Another significant notion, the idea of the United States as a nation with a special role in world history, also evolved from the idea of the United States as a modern Chosen People. The notion that America is a reincarnation of biblical Israel may no longer be popular. “American exceptionalism,” however, the idea that America has a unique historical destiny (such as spreading freedom and democracy, for instance), is still with us. The understanding of America as a “shining city on a hill,” in the words of Ronald Reagan (echoing the Puritan leader John Winthrop), originates in the Old Testament notion of choseness, and is directly linked to the notion of the United States as a new or second Israel.
American evangelicalism and the notion of the United States as holding a unique place in world history are two important ideological strands of the “American mind.” They both evolved in tandem with the distinct American biblicism that I describe in my book; without the universal acceptance of the notion of the second Israel during the early republic it is hard to imagine how such ideologies could have evolved and maintained their vitality for so long.
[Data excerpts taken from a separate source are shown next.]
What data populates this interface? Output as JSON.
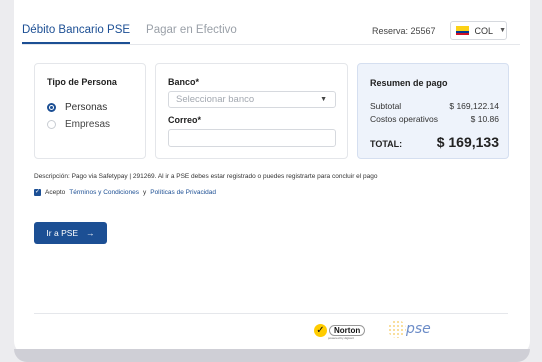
{
  "tabs": [
    {
      "label": "Débito Bancario PSE",
      "active": true
    },
    {
      "label": "Pagar en Efectivo",
      "active": false
    }
  ],
  "reserva": "Reserva: 25567",
  "currency": {
    "code": "COL",
    "flag_icon": "colombia-flag-icon"
  },
  "persona": {
    "title": "Tipo de Persona",
    "options": [
      {
        "label": "Personas",
        "checked": true
      },
      {
        "label": "Empresas",
        "checked": false
      }
    ]
  },
  "form": {
    "banco_label": "Banco*",
    "banco_placeholder": "Seleccionar banco",
    "correo_label": "Correo*",
    "correo_value": ""
  },
  "resumen": {
    "title": "Resumen de pago",
    "subtotal_label": "Subtotal",
    "subtotal_value": "$ 169,122.14",
    "costos_label": "Costos operativos",
    "costos_value": "$ 10.86",
    "total_label": "TOTAL:",
    "total_value": "$ 169,133"
  },
  "description": "Descripción: Pago via Safetypay | 291269. Al ir a PSE debes estar registrado o puedes registrarte para concluir el pago",
  "terms": {
    "checked": true,
    "prefix": "Acepto",
    "terms_link": "Términos y Condiciones",
    "connector": "y",
    "privacy_link": "Políticas de Privacidad"
  },
  "button": {
    "label": "Ir a PSE",
    "icon": "arrow-right-icon"
  },
  "footer": {
    "norton_name": "Norton",
    "norton_sub": "powered by digicert",
    "pse_text": "pse"
  },
  "colors": {
    "primary": "#1c4f94",
    "summary_bg": "#eef3fb"
  }
}
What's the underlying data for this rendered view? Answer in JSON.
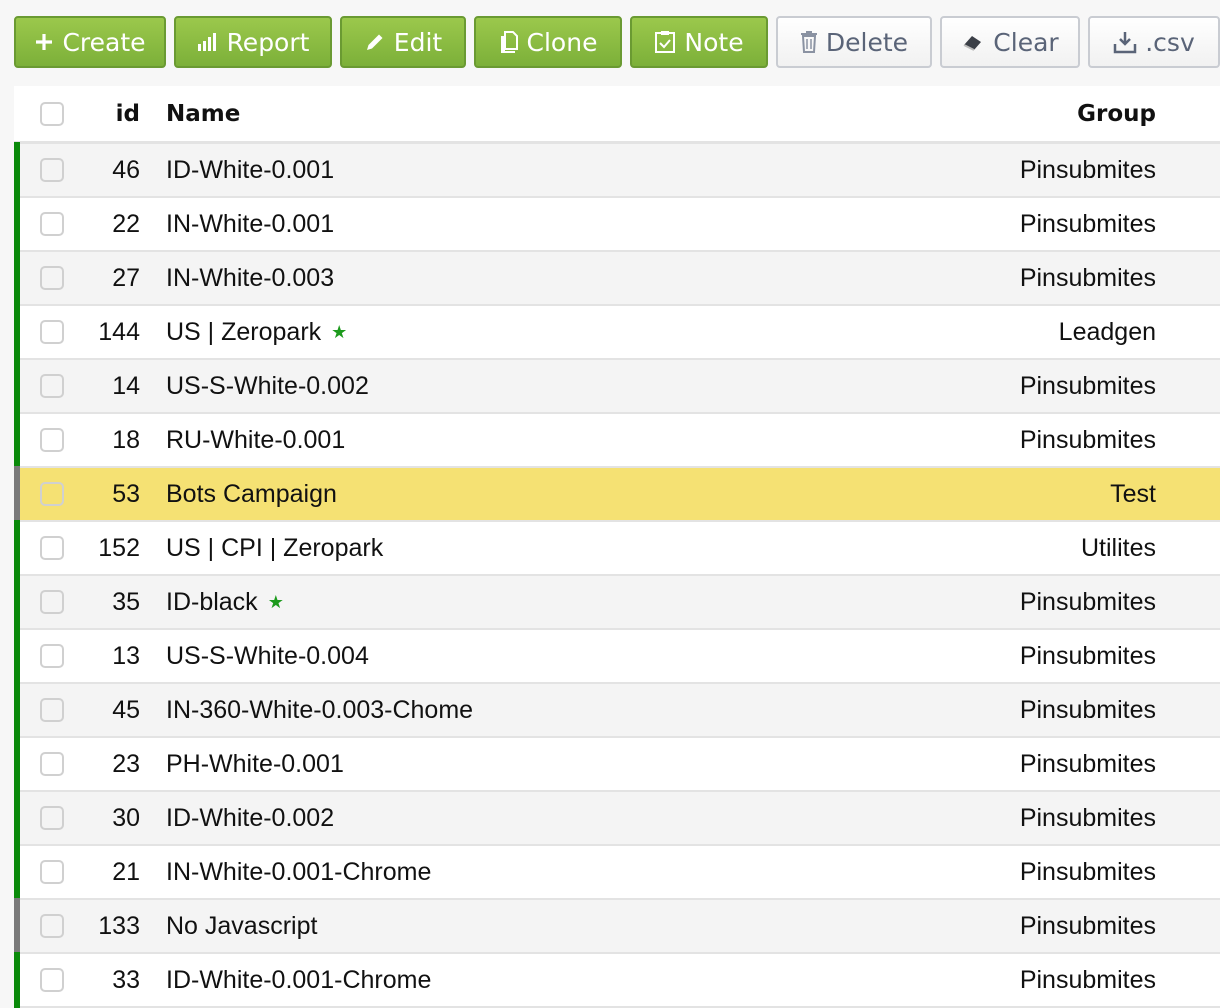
{
  "toolbar": {
    "buttons": [
      {
        "label": "Create",
        "icon": "plus-icon",
        "style": "green"
      },
      {
        "label": "Report",
        "icon": "bar-chart-icon",
        "style": "green"
      },
      {
        "label": "Edit",
        "icon": "pencil-icon",
        "style": "green"
      },
      {
        "label": "Clone",
        "icon": "copy-icon",
        "style": "green"
      },
      {
        "label": "Note",
        "icon": "clipboard-check-icon",
        "style": "green"
      },
      {
        "label": "Delete",
        "icon": "trash-icon",
        "style": "white"
      },
      {
        "label": "Clear",
        "icon": "eraser-icon",
        "style": "white"
      },
      {
        "label": ".csv",
        "icon": "download-icon",
        "style": "white"
      }
    ]
  },
  "colors": {
    "active": "#0a8a0a",
    "inactive": "#7a7a7a",
    "highlight": "#f5e173",
    "star": "#1c9a1c"
  },
  "table": {
    "headers": {
      "id": "id",
      "name": "Name",
      "group": "Group"
    },
    "rows": [
      {
        "id": "46",
        "name": "ID-White-0.001",
        "group": "Pinsubmites",
        "status": "active",
        "starred": false,
        "highlighted": false
      },
      {
        "id": "22",
        "name": "IN-White-0.001",
        "group": "Pinsubmites",
        "status": "active",
        "starred": false,
        "highlighted": false
      },
      {
        "id": "27",
        "name": "IN-White-0.003",
        "group": "Pinsubmites",
        "status": "active",
        "starred": false,
        "highlighted": false
      },
      {
        "id": "144",
        "name": "US | Zeropark",
        "group": "Leadgen",
        "status": "active",
        "starred": true,
        "highlighted": false
      },
      {
        "id": "14",
        "name": "US-S-White-0.002",
        "group": "Pinsubmites",
        "status": "active",
        "starred": false,
        "highlighted": false
      },
      {
        "id": "18",
        "name": "RU-White-0.001",
        "group": "Pinsubmites",
        "status": "active",
        "starred": false,
        "highlighted": false
      },
      {
        "id": "53",
        "name": "Bots Campaign",
        "group": "Test",
        "status": "inactive",
        "starred": false,
        "highlighted": true
      },
      {
        "id": "152",
        "name": "US | CPI | Zeropark",
        "group": "Utilites",
        "status": "active",
        "starred": false,
        "highlighted": false
      },
      {
        "id": "35",
        "name": "ID-black",
        "group": "Pinsubmites",
        "status": "active",
        "starred": true,
        "highlighted": false
      },
      {
        "id": "13",
        "name": "US-S-White-0.004",
        "group": "Pinsubmites",
        "status": "active",
        "starred": false,
        "highlighted": false
      },
      {
        "id": "45",
        "name": "IN-360-White-0.003-Chome",
        "group": "Pinsubmites",
        "status": "active",
        "starred": false,
        "highlighted": false
      },
      {
        "id": "23",
        "name": "PH-White-0.001",
        "group": "Pinsubmites",
        "status": "active",
        "starred": false,
        "highlighted": false
      },
      {
        "id": "30",
        "name": "ID-White-0.002",
        "group": "Pinsubmites",
        "status": "active",
        "starred": false,
        "highlighted": false
      },
      {
        "id": "21",
        "name": "IN-White-0.001-Chrome",
        "group": "Pinsubmites",
        "status": "active",
        "starred": false,
        "highlighted": false
      },
      {
        "id": "133",
        "name": "No Javascript",
        "group": "Pinsubmites",
        "status": "inactive",
        "starred": false,
        "highlighted": false
      },
      {
        "id": "33",
        "name": "ID-White-0.001-Chrome",
        "group": "Pinsubmites",
        "status": "active",
        "starred": false,
        "highlighted": false
      }
    ]
  }
}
These two ideas also help in making sense of the impressive support that Israel garners in the United States, which outweighs measurable variables (such as votes or donations).
Bill Clinton told of his pastor urging him on his deathbed: “’if you ever abandon Israel, God will never forgive you.’ He [the pastor] said it was God’s will that Israel, the biblical home of the people of Israel, continue forever and ever.” The complex relationship between America's biblical heritage and its modern attitude toward the state of Israel is manifested in Clinton’s promise. Israel’s privileged place in the American theological imagination stems, at least in part, from the religious beliefs of millions of Americans and their understanding of their nation’s prescribed role. It is no coincidence that those ideas originated at a time when the United States was widely understood as a new manifestation of the biblical Israel.